Outdated Mindset: Scope Creep and Change are Bad

Change has transformed from preventable/bad to expected/good/healthy. The pace of change seems to be increasing rapidly. Changing requirements can mean many different things:

  1. We missed the requirement earlier. (This is probably still bad and preventable.)
  2. Stakeholder thoughts about the future have evolved through the process. This is expected and good! It means stakeholders are engaged in meaningful dialog, and they are thinking critically. They want to maximize value for the end-users and the organization. So, when your stakeholders seem to “change” their mind, try to reframe the change as an evolution or discovery of thought that is making the solution better than previously thought of; ultimately making the organization better off.
  3. External or uncontrollable factors create change. Obviously, these changes can be blessings or curses, but they are expected in most industries. The increasing pace of change trickles down to our projects. We need to accept and embrace these external forces to be better than our competitors and serve our customers.

We can’t prevent change, and we must be adaptable. If we keep thinking change is bad, we will waste the organization’s resources and create uninspiring solutions.

Outdated Approach: Finish Requirements Before Experimenting or Prototyping

Experimenting and prototyping should not wait until a “build phase” after requirements. Instead, use experiments and prototypes to elicit and refine requirements.

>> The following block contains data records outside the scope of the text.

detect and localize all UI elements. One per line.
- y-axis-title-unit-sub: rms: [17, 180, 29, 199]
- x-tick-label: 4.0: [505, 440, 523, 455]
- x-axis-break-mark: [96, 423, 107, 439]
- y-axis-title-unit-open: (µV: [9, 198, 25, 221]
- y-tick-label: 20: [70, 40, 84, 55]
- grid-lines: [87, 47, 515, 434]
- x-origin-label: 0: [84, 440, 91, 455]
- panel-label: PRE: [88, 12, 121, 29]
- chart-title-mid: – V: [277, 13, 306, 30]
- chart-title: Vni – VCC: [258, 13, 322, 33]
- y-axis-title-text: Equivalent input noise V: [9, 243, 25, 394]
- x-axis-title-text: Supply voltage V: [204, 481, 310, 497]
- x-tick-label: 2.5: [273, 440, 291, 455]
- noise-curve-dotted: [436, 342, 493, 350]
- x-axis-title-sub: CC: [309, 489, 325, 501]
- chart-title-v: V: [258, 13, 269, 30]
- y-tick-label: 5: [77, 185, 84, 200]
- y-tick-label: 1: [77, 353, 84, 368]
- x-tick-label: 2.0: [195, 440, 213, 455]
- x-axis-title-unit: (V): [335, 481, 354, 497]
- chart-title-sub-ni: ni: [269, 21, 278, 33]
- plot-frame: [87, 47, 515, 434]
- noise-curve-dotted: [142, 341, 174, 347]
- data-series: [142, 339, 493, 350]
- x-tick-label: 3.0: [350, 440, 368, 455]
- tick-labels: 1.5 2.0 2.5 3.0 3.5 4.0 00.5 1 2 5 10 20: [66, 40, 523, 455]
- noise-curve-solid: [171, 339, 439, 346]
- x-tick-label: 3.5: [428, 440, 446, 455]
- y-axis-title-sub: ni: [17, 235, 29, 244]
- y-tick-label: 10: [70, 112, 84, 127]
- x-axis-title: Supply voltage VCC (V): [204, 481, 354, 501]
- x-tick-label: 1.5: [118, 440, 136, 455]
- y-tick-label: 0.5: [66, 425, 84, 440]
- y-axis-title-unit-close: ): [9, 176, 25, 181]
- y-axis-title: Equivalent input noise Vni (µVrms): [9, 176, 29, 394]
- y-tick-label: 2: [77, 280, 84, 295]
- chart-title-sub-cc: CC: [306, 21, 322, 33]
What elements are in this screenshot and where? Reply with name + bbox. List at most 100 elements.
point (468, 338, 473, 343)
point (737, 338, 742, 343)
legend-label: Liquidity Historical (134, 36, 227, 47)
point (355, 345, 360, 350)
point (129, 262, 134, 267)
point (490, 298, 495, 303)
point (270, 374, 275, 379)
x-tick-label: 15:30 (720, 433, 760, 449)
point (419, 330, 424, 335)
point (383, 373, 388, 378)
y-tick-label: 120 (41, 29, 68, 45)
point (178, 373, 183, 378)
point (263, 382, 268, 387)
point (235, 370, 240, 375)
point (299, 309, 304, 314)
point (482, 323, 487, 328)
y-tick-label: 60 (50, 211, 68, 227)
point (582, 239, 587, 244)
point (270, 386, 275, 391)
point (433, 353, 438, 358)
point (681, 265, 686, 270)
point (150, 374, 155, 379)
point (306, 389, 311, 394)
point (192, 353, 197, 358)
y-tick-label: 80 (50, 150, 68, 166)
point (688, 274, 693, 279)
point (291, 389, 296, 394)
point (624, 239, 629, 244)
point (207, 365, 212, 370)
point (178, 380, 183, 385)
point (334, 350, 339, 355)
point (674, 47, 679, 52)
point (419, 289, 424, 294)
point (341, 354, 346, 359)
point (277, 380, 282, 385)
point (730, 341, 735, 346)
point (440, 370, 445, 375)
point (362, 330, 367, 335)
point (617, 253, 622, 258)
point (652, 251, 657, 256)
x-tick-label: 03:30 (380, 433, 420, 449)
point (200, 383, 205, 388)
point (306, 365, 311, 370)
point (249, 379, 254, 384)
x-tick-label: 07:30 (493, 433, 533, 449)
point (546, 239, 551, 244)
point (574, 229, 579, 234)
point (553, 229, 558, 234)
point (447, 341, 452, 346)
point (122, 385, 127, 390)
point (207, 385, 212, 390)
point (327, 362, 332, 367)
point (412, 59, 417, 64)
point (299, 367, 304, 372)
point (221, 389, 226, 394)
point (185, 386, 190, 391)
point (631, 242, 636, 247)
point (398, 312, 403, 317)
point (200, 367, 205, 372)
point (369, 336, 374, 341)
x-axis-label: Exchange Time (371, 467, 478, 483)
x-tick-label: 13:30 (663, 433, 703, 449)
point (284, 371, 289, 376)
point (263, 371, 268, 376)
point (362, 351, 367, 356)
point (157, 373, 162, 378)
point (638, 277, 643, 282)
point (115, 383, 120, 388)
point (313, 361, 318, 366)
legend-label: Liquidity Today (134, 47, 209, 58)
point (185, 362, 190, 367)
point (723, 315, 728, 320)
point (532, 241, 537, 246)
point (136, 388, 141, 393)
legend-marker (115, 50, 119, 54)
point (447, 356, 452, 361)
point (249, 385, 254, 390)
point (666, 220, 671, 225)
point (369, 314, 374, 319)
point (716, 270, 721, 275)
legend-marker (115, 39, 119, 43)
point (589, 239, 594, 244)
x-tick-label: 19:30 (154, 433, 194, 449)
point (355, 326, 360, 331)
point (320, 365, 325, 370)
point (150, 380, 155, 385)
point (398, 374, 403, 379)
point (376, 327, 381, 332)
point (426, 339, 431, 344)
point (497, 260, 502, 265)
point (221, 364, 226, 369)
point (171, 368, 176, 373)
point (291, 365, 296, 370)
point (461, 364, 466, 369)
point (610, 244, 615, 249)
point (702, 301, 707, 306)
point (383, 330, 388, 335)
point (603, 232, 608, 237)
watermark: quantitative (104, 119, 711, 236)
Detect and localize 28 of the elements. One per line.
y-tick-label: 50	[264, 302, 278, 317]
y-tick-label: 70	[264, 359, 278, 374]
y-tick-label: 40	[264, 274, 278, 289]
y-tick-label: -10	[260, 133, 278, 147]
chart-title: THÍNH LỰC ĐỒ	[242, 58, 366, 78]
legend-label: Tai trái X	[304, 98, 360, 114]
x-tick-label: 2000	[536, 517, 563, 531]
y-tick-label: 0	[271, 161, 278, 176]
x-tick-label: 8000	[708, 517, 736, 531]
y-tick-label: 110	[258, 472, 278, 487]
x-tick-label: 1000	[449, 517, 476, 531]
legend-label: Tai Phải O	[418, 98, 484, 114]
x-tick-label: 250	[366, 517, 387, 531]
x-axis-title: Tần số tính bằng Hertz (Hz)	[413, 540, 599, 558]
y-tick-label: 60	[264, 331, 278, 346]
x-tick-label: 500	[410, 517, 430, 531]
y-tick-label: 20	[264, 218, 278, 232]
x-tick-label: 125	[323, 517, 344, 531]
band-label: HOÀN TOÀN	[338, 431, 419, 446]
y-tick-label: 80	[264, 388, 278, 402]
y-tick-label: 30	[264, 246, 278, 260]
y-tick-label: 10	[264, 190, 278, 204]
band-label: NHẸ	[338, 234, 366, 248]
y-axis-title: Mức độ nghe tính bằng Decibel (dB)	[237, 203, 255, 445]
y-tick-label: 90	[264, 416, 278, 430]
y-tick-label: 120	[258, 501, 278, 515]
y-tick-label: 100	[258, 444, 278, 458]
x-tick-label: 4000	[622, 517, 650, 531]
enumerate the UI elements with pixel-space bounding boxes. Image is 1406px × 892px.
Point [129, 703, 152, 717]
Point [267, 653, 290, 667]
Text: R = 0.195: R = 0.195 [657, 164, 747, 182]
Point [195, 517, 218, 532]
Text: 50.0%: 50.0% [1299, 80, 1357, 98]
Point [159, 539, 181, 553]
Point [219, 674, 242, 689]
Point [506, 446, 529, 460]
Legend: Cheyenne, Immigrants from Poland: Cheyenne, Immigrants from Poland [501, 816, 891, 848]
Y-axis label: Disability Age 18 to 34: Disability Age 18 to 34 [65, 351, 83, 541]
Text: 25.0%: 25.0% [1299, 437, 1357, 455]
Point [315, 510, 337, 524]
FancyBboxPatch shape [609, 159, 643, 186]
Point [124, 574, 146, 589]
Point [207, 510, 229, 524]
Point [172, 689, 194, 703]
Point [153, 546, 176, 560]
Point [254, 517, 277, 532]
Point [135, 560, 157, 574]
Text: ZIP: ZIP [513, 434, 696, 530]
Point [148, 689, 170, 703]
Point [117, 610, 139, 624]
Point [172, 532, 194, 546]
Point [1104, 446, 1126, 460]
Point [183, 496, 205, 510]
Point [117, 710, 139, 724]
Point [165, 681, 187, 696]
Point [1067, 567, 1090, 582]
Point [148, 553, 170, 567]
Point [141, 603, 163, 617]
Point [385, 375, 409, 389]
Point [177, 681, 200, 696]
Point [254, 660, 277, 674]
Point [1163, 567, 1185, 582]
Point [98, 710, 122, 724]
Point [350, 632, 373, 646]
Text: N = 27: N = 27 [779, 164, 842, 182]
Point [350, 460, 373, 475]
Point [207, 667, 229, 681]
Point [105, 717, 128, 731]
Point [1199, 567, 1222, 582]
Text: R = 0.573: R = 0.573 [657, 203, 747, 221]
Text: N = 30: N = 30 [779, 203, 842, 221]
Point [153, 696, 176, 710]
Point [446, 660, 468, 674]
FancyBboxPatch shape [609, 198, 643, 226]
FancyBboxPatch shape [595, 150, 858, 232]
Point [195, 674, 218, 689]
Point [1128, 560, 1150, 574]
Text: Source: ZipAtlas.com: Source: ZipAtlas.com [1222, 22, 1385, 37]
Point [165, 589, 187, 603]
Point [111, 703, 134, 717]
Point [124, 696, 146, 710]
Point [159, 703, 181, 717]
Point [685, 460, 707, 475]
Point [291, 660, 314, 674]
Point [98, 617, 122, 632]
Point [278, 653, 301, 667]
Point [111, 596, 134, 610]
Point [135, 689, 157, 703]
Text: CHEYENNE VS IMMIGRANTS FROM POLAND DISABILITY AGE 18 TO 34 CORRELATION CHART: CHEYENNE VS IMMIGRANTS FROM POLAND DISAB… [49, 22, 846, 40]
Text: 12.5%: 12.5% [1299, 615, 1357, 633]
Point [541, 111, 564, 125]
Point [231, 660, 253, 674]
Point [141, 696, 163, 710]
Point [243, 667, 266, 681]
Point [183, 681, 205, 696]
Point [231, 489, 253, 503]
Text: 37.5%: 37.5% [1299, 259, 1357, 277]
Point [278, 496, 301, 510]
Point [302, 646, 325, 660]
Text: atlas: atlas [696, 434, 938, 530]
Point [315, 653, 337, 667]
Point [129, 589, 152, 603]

As the complexity of our organizations increase over time, prototyping and experimenting become more important. Unknowns, ambiguity, and risk drive project teams to “try stuff out” before building and/or buying. As BAs, we need to identify the high-risk features that are most likely to change and use experiments and prototypes to get to clearer requirements. It is okay that our stakeholders do not have all the answers, many times an experiment or prototype will show them what they need to clarify their requirements.

Outdated Practice: Detailed Technical Specs

Do you find yourself writing detailed technical design specs that developers use for coding? If so, ask yourself if they help or hinder your process. Here are my concerns:

  1. Developers and their team (Tech Lead, architects, etc.) should be able to take relatively technically agnostic requirements and provide options and alternatives that meet stakeholder requirements.
  2. If you write technical specs without getting a shared understanding of the business requirements (sans technical details), will you really meet the needs of your end-user/customer? Your stakeholders are not experts in technology. They think they know what they want, but their narrow viewpoint may limit the solution. This approach might introduce risks and constraints that diminish potential value. It’s normal for stakeholders to express requirements this way, but it’s our job to reframe the requirement so that the technical team can use their expertise to bring options and alternatives to the table.

Outdated Process: Shared Understanding Through Text-Based Templates

Say goodbye to the days of multi-hour meetings to review and approve giant requirements text templates, line………line. Was this ever a good practice? I would say no, but many organizations take this long, slow and painful path to shared understanding because they don’t see an alternative.

But there is an alternative and it’s faster, with a better end result. Develop shared understanding iteratively through engaging conversations, structured workshops, and collaborative games that focus on:

  • Who (actor/user role group)
  • What (action the user group performs with the solution)
  • When (in what flow of other tasks, and under what conditions)
  • Why (why must this user perform the task)
  • Visuals for context
  • Matrices for detailed rules and logic
  • Non-Functional Requirements (System and feature level)

Then, after you reach shared understanding, you can complete your templates if needed. (I find that most organizations have trouble letting go of their templates, just like I can’t seem to part with my old Walkman and my rainbow colored hair scrunchie collection.)